Why Have Children?
“Not to be born is, beyond all estimation, best,” chants the chorus in Sophocles’s Oedipus at Colonus, “but when a man has seen the light of day, this is next best by far, that with utmost speed he should go back from where he came.” They make a quick inventory of life’s miseries, including pain, envy, war, and old age. Which seems like rubbing it in, considering Oedipus is an ex-king who, in the trilogy’s earlier play, tore his own eyeballs out of their sockets.
In any case, the sentiment is hardly original. Consider another king, Midas, of golden-touch fame. He kidnaps Silenus, teacher and drinking companion of the god Dionysus, and demands that he reveal the most desirable thing in the world. Silenus resists answering for a while but finally blurts it out: "Never to have been born." It's not the voice of clinical depression speaking but a nugget of grim wisdom from antiquity. It's Western civilization's way of saying that your parents did you no great favor.
I don’t see much good in arguing the point, one way or the other. Cosmic pessimism is a sensibility, not a proposition. It's not even that dour, necessarily. Silenus doesn't kill himself; in the myths, he seems to be having a pretty good time. If anything, pessimists might find life easier to bear. They’re less likely to be disappointed.
In her new book Why Have Children? The Ethical Debate (MIT Press), Christine Overall, a professor of philosophy at Queen's University in Ontario, assesses the usual grounds for having kids or deciding against it. She scrutinizes them like an IRS accountant in the middle of a ruthless audit. Few claims survive her red pen. To summarize her findings with somewhat reckless brevity, Overall maintains that many of the motivations for having children are, for the most part, at least somewhat ethically dubious -- while the decision not to have them tends to be less problematic.
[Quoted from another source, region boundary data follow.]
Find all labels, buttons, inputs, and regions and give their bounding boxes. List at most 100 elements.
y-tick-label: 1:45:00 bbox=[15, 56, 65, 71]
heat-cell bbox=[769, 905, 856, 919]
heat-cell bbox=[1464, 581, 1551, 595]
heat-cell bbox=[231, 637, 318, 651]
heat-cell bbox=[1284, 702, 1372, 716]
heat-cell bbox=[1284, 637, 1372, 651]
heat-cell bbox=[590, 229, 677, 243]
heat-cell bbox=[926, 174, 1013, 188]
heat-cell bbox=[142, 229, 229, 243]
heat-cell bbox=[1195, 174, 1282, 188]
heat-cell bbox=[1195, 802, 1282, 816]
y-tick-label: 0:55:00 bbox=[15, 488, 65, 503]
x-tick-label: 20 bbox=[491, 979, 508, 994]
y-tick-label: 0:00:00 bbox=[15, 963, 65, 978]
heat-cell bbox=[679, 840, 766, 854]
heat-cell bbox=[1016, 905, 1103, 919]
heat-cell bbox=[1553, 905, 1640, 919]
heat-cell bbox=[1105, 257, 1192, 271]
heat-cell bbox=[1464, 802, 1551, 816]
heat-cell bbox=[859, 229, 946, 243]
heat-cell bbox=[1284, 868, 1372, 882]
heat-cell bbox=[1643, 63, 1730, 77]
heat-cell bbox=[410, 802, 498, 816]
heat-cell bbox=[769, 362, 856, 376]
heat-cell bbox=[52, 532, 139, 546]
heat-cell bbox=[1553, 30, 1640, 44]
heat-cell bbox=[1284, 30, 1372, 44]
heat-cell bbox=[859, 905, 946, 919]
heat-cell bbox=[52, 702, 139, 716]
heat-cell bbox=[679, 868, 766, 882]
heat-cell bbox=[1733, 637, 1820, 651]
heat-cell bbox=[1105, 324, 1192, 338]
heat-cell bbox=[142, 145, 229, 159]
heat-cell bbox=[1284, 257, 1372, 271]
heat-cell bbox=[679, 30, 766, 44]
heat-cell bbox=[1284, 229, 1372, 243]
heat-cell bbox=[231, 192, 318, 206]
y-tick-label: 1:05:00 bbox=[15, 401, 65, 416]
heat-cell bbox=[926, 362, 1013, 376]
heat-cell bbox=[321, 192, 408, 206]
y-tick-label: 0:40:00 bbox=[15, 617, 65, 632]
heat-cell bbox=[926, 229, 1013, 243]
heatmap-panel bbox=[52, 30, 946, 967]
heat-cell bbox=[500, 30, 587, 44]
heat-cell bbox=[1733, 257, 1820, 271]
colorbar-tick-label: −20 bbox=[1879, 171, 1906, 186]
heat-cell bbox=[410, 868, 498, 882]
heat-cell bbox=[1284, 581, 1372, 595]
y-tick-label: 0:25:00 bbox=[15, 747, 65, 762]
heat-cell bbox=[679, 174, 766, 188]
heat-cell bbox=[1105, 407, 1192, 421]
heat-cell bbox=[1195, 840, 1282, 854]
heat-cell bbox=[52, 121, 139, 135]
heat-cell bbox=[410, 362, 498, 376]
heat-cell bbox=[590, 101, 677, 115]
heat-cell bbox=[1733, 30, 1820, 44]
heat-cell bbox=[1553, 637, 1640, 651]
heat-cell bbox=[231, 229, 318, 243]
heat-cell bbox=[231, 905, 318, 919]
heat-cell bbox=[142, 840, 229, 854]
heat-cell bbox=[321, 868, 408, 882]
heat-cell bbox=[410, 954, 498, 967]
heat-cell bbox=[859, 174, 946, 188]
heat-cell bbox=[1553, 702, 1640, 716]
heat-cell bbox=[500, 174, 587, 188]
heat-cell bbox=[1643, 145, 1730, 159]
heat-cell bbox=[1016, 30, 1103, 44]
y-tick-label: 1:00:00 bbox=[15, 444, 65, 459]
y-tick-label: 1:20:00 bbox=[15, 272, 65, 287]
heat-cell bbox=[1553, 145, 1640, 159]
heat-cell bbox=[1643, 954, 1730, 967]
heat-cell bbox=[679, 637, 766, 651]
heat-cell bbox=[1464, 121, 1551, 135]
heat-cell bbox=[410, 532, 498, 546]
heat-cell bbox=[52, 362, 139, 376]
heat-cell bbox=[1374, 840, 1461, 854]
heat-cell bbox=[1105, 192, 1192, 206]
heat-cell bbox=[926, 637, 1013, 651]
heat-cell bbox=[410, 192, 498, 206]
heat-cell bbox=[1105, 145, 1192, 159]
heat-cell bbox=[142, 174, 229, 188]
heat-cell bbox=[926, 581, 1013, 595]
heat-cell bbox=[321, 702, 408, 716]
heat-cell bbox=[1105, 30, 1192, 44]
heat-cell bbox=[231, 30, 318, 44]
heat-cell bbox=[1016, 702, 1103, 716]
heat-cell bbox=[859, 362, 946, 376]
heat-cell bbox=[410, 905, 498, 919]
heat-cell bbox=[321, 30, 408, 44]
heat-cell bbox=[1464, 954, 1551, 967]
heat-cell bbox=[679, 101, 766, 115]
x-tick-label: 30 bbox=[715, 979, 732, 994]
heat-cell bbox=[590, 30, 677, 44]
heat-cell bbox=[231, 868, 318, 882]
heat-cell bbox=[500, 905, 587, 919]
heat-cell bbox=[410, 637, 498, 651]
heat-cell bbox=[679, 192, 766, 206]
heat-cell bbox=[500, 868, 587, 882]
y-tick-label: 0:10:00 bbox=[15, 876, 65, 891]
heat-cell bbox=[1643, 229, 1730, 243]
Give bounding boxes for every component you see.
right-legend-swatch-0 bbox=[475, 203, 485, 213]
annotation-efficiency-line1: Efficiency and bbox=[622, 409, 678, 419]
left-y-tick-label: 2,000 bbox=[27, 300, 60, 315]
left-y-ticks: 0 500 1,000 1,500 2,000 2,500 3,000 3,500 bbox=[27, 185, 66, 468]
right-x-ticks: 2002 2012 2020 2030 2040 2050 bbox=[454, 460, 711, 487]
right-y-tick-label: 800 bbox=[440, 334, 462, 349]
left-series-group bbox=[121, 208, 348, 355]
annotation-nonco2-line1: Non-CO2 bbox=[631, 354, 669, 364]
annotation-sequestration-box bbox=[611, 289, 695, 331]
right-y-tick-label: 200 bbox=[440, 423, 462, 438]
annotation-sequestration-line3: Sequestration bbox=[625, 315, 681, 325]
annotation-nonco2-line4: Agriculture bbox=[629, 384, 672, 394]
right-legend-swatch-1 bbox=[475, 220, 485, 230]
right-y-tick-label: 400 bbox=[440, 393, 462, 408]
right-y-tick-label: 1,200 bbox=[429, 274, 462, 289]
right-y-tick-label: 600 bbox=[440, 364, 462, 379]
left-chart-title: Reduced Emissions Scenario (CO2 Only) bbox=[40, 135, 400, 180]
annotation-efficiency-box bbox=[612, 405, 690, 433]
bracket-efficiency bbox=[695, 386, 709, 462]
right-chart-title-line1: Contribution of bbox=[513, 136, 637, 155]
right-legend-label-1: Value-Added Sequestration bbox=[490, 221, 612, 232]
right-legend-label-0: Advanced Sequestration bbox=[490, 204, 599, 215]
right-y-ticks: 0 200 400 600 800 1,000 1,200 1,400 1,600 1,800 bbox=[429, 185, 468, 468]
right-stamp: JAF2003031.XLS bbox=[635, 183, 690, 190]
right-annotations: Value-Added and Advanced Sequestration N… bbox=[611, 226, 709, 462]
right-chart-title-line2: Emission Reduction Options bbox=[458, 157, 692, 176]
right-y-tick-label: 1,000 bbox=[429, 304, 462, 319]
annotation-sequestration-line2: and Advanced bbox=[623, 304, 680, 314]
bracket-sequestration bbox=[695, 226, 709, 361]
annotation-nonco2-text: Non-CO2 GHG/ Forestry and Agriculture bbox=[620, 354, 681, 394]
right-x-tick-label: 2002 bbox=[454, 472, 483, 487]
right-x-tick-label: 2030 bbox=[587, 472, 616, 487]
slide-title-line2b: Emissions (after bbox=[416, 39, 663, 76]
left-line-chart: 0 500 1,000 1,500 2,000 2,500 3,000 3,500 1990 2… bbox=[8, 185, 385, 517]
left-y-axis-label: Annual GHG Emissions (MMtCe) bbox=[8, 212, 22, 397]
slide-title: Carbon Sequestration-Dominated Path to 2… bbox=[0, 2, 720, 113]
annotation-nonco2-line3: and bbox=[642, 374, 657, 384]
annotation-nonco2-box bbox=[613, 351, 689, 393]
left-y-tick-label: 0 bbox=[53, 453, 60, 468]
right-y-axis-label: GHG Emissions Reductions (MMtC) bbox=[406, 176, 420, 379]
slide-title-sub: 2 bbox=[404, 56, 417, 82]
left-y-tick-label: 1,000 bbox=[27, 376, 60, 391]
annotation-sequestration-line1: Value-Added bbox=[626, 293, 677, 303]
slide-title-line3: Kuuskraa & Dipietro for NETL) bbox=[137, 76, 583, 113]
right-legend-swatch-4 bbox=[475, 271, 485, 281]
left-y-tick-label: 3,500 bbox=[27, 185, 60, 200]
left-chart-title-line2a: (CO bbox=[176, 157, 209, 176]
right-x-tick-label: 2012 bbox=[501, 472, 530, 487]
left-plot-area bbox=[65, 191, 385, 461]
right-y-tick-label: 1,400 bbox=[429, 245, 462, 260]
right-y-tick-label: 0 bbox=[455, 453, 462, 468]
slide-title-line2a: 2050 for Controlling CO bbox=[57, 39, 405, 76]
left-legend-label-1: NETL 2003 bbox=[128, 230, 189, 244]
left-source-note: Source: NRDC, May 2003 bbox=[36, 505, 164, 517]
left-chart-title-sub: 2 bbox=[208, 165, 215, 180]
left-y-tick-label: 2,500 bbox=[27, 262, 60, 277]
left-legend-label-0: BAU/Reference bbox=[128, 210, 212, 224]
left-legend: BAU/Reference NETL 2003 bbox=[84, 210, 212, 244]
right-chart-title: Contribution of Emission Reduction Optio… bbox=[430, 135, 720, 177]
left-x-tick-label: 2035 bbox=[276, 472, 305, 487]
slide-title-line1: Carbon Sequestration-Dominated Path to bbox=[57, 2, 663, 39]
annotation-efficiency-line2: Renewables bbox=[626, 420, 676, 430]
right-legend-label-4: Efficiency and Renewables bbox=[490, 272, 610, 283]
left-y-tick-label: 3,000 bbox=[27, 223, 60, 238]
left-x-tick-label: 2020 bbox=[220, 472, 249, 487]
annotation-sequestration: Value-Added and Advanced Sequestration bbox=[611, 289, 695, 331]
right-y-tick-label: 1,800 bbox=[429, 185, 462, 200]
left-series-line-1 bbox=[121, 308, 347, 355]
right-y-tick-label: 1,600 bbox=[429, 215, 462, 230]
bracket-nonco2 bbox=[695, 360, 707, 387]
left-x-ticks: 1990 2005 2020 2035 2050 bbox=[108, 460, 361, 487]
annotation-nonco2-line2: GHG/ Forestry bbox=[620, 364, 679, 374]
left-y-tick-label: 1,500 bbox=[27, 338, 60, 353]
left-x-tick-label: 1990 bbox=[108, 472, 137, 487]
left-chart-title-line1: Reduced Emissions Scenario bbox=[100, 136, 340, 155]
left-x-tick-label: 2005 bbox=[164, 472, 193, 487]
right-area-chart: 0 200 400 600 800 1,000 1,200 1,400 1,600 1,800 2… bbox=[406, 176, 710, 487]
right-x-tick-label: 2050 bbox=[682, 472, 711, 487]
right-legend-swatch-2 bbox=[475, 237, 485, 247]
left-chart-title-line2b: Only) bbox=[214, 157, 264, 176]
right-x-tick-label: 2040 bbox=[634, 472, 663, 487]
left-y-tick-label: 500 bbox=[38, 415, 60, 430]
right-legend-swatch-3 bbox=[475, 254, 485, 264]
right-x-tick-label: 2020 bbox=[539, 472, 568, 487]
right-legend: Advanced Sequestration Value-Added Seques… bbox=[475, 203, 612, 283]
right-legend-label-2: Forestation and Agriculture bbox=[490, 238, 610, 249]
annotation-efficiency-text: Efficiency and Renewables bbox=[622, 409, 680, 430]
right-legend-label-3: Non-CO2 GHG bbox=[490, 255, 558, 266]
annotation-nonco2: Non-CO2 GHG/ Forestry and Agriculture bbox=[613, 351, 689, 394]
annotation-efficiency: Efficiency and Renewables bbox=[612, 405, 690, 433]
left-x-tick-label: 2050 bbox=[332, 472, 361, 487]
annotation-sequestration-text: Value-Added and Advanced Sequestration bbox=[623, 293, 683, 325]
“Deciding whether to procreate is a moral decision,” she writes, “…because it affects so many people -- not only the prospective parent(s), but also the prospective child, other family members, and other members of the community. Although one is certainly entitled to take into account the effects of having a child on oneself, if one decides only on the basis of a gamble about one’s future well-being, then one is refusing to treat procreation as a fully moral matter.” Having a baby to boost self-esteem, or save a marriage (does that ever work?), or simply because it's expected of you, grossly underestimates the seriousness of becoming responsible for someone's existence.
Conversely, even if a person's reasons for opting out of reproduction are specious or self-interested, that doesn’t make the decision itself bad. It has little impact on anybody besides the decision-maker, apart from the occasional unhappy would-be grandparent, perhaps.
She is particularly critical of arguments that there is some obligation to have children -- duty to nation or community, for instance, or obedience to a divine command to “be fruitful and multiply.” Her guiding concern is the moral right to autonomous decision-making about whether or not to reproduce. Otherwise, we have “the compulsory and unwilled use of people’s bodies for procreative purposes, whether they are other individuals’ or the state’s purposes.”
Here the phrase “people’s bodies” is a little more gender-neutral than strictly necessary. If presidential candidates or members of Congress tried to outlaw vasectomies, or made sperm-bank donations obligatory -- well, that would be bad, but it’s not something men tend to worry over. Given the extremely asymmetrical distribution of the burdens involved in procreation, the real issue is whether women can decide not to have children. The precondition for making an ethical decision about having children is that it actually be a choice.
Perhaps I’ve made the author sound like an echo of the chorus in Sophocles. She isn’t -- very much the contrary. Overall has two children, and the final pages of her book are a testament to the distinct satisfactions of raising them and seeing them grow into adults. She recognizes that antinatalism (the philosophical brand-name for arguments that coming into the world is a horrid misfortune) tends to be explicitly misogynistic. “The idea that it is better in every case never to have been [born],” she writes, “implies that women’s reproductive labor in pregnancy, birth, breastfeeding, and even rearing children contributes to the accumulation of net harm on this planet.”
For that matter, “the theory can be interpreted to mean that both contraception and abortion should be mandatory” -- hardly an attitude consistent with autonomous decision-making.
But antinatalism isn’t a real force in the world -- while the expectation that if you can have kids, you should, remains fairly strong. Overall’s book is a welcome antidote.
“Children are not essential to all good lives,” she writes, “nor are having and rearing children prerequisites to becoming a good person. Moreover, there are many childless persons who support, love, care for, and teach other people’s children. Chosen childlessness has as much potential for the good life as chosen parenthood has.”
There is more to this passage in a similar vein. It appears on page 219. I mention it because some readers might want to photocopy it to post on the refrigerator door, when the family comes around.